Now the American Academy of Neurology came out with a review, a review of reviews, as they called it. And they looked at a couple of different areas that I think are very, very interesting to us. First of all, oral cannabis extracts, they felt were effective for spasticity. Nabiximols, which is available in European countries under the brand name of Sativex, and also THC, were probably effective for reducing patient-centered measures. For central pain or painful spasms, again, the oral cannabis extract was felt to be effective, and THC and nabiximols were probably effective.

And then they also looked at urinary dysfunction. There were other measures that they looked at, but with regards to those pertinent to our spasticity patients. So interestingly enough, there is some data out there that suggests that our patients can benefit from this.

And in Minnesota, we are a medical cannabis state. And there are, I believe it's-- there are eight dispensaries in the state, and there are-- they have specific indications for patients who can qualify for medically-necessary treatment. And one of the indications is, painful muscle spasms such as may be seen in multiple sclerosis. There's also chronic pain indication as well, as well as seizure disorders and others.

But with that, well, thank you for your time. And we'd certainly be happy to answer any questions.

BILLIE SCHULTZ: Before we take questions, I just want to put in a plug. We didn't talk about surgical intervention, but in about a month, one of our surgery colleagues is coming to talk about upper extremity spastic and paretic limbs, and potential surgical intervention for that, so come.

AUDIENCE: When you're doing phenol motor point blocks, what percentage of phenol are you using? And does the tissue turn into like gritty sandpaper after repetitive injection?

MICHAEL WAINBERG: In-- the literature varies in its numbers. I typically use 5%, and that's not-- doesn't seem to be associated with significant pain in some of the patients that we've done the injections every two years or so, and have done them for three or four times. It really didn't seem to be an issue of injection pain, or necessarily change in tissue texture.

AUDIENCE: I'm just curious why phenol hasn't caught on more. Marketing, I can understand.

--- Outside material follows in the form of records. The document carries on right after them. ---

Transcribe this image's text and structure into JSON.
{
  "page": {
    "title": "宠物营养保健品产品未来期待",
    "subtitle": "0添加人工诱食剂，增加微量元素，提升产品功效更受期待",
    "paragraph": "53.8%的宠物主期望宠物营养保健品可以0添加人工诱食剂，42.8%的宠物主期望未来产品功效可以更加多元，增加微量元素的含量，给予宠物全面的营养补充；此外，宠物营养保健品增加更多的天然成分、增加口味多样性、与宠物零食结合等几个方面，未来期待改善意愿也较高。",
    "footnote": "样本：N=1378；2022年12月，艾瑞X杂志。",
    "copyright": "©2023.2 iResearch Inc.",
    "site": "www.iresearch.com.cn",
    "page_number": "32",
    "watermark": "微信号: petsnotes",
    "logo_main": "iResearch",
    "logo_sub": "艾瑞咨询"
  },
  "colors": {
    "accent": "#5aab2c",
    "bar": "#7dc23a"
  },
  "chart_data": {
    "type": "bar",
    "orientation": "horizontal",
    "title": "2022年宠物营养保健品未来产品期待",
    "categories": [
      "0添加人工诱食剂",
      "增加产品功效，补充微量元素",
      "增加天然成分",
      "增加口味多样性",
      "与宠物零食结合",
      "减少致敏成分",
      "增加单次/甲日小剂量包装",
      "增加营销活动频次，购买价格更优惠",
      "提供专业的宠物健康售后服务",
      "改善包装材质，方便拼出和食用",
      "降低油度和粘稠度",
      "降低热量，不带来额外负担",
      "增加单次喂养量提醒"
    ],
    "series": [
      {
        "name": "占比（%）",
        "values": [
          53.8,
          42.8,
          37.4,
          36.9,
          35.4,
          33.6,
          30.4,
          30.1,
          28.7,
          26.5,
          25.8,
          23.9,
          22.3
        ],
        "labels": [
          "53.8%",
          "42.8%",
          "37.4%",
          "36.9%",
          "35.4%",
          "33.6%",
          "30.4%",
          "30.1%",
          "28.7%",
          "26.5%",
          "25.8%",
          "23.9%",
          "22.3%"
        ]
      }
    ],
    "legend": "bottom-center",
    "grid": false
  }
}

BILLIE SCHULTZ: It doesn't have the broad-- yeah, I was going to say, it's marketing.

MICHAEL WAINBERG: And the point is, is that it's kind of an older technology, so to speak, which, you know, there are many of us who were never trained in it. And so, it's really more an issue of where is it still accessible? I think the people who use it are very pleased with it, because I think that it has a very definite place. Certainly when we decide that the patient requires some focal treatment, oftentimes they're going to run out of dosing, so to speak, with neurotoxins. And so, that's a great situation, especially if you're going after very large muscle groups, and again, with pre-defined therapeutic goals for the treatment.

Other questions? Thank you.

AUDIENCE: Billie, great information. Which-- do you use Dantrolene the most, then, or what's your path?

BILLIE SCHULTZ: I still usually probably use Baclofen more. So I use it in the outpatient setting a little bit more, Dantrolene, than I do inpatient. And I'll only use Dantrolene if they're local and I can follow the LFTs myself. Otherwise, I won't prescribe it, and I'll just give recommendations to their local provider. That was me, though.